Share your dilemmas and get honest opinions from other Mumsnetters.

Ex badmouthing me to friends

3 replies

everythinghippie29 · 05/06/2014 15:46

A few days ago an old friend contacted me to ask if I was still in touch with my ex fiancee. I explained that we spoke occasionally and met up (as a group of friends) a few times a year.

My friend then said they had bumped into my ex who was drunk and after a few minutes of conversation he brought me up out of nowhere and began saying some unpleasant and really personal things about me. My friend told him he didn't want to hear it and walked away but was just letting me know as they would want to know if someone was saying things like that about them.

My issue is that I am going to a party this weekend and my ex will be there. He has always been pleasant and friendly to my face, so will likely be the same. It is a celebration for a mutual friend so I am hesitant to say anything to him as I would rather just enjoy the day however I feel very uncomfortable with some of the things he has said I spoke about it to another friend who admitted he has said things to them as well and it makes me wonder who else he has said stuff to.

I won't really be able to politely ignore him without it being fairly obvious and making other people uncomfortable but don't feel comfortable chatting to him either! It all feels very high school!

Would I be unreasonable to have a quiet word with him and let him know that I know and if he feels the need to be nasty about me in the future he should perhaps be more discreet or would I be better to just leave it and pretend that everything is ok?

For the record I ended our engagement although this was nearly 4 years ago.

OP posts:
CiderLover · 05/06/2014 15:53

I'm in a very similar situation to you.

I have decided to overlook it, he probably wants a reaction.

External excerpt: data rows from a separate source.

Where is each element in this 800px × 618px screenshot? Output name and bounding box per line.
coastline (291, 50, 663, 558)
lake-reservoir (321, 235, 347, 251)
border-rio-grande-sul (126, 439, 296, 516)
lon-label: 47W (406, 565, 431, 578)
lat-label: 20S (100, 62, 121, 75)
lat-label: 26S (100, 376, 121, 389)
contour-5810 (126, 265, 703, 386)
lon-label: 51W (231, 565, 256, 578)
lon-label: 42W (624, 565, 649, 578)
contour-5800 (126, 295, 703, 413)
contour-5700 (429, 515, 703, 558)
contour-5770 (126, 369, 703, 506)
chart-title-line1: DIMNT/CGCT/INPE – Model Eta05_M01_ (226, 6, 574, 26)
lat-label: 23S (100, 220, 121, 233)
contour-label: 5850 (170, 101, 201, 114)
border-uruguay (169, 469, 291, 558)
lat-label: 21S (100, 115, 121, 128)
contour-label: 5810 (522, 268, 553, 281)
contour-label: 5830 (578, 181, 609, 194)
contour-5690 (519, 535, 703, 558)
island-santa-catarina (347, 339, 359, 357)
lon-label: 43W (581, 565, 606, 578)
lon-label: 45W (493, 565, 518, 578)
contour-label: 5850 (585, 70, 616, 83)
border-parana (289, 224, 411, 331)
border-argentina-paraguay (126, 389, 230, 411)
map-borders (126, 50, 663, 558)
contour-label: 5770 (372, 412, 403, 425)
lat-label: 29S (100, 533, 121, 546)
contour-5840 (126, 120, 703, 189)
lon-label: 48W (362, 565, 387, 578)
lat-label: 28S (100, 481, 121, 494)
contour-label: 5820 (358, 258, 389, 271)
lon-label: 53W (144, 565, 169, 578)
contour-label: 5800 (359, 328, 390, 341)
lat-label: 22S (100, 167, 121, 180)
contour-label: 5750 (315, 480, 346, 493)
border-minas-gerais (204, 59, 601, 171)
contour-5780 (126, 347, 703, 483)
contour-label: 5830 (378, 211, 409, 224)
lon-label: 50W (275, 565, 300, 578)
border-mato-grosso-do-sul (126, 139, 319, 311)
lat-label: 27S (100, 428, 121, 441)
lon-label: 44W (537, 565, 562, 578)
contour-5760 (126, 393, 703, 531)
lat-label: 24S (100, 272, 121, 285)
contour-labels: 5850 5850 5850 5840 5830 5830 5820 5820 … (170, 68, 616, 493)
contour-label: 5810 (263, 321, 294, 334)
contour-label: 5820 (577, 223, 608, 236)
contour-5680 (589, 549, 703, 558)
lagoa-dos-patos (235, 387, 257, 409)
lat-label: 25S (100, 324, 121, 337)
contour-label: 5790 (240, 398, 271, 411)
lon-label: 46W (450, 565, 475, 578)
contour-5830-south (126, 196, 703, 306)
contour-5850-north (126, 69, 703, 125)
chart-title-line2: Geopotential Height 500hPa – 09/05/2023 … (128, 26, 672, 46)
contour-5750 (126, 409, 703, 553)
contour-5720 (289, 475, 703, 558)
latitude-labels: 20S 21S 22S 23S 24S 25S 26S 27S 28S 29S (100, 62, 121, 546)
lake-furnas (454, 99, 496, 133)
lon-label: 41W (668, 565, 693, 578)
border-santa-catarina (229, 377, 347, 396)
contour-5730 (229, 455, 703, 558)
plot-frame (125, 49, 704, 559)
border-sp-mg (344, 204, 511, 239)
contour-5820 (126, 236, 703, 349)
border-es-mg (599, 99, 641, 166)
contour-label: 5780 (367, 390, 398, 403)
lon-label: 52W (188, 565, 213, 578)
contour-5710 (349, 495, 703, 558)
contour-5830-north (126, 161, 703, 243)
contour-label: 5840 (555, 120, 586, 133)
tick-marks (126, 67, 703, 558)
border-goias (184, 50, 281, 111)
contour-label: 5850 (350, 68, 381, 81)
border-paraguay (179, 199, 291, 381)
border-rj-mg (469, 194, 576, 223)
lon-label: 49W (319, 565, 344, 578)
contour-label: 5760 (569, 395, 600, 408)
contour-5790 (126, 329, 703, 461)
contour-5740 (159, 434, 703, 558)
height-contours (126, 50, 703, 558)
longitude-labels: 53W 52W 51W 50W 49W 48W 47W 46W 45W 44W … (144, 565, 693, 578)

Ask your friends to ask him not to talk about you in their company as you are a friend. He will soon get the message.

I don't think it is wise to open a can of worms which will result in arguing and him denying it, then you having to ask your friends to confirm he's been slagging you off in front of everyone.

Maybe contact him after the party if you really want to talk to him about it

everythinghippie29 · 05/06/2014 16:37

Glad I'm not the only one Cider!

I know he obviously has his own issues so I'll leave him to it.

Great advice about asking my friends to just end any coversations that go that way!

My main worry was about causing a drama and although I know I wouldn't drag my friends in to it or get caught in a slanging match its probably not worth mentioning as I don't really feel I know him any more, particularly how he would act when confronted!

Good luck with your situation!

Goes to practice my 'I know you are a massive Asshat but I'm rising above' friendly face

OP posts:
mommy2ash · 05/06/2014 17:45

i would just ignore it, people say stupid things when they are drunk. he isn't an important factor in your life anymore so no point allowing drama to creep in.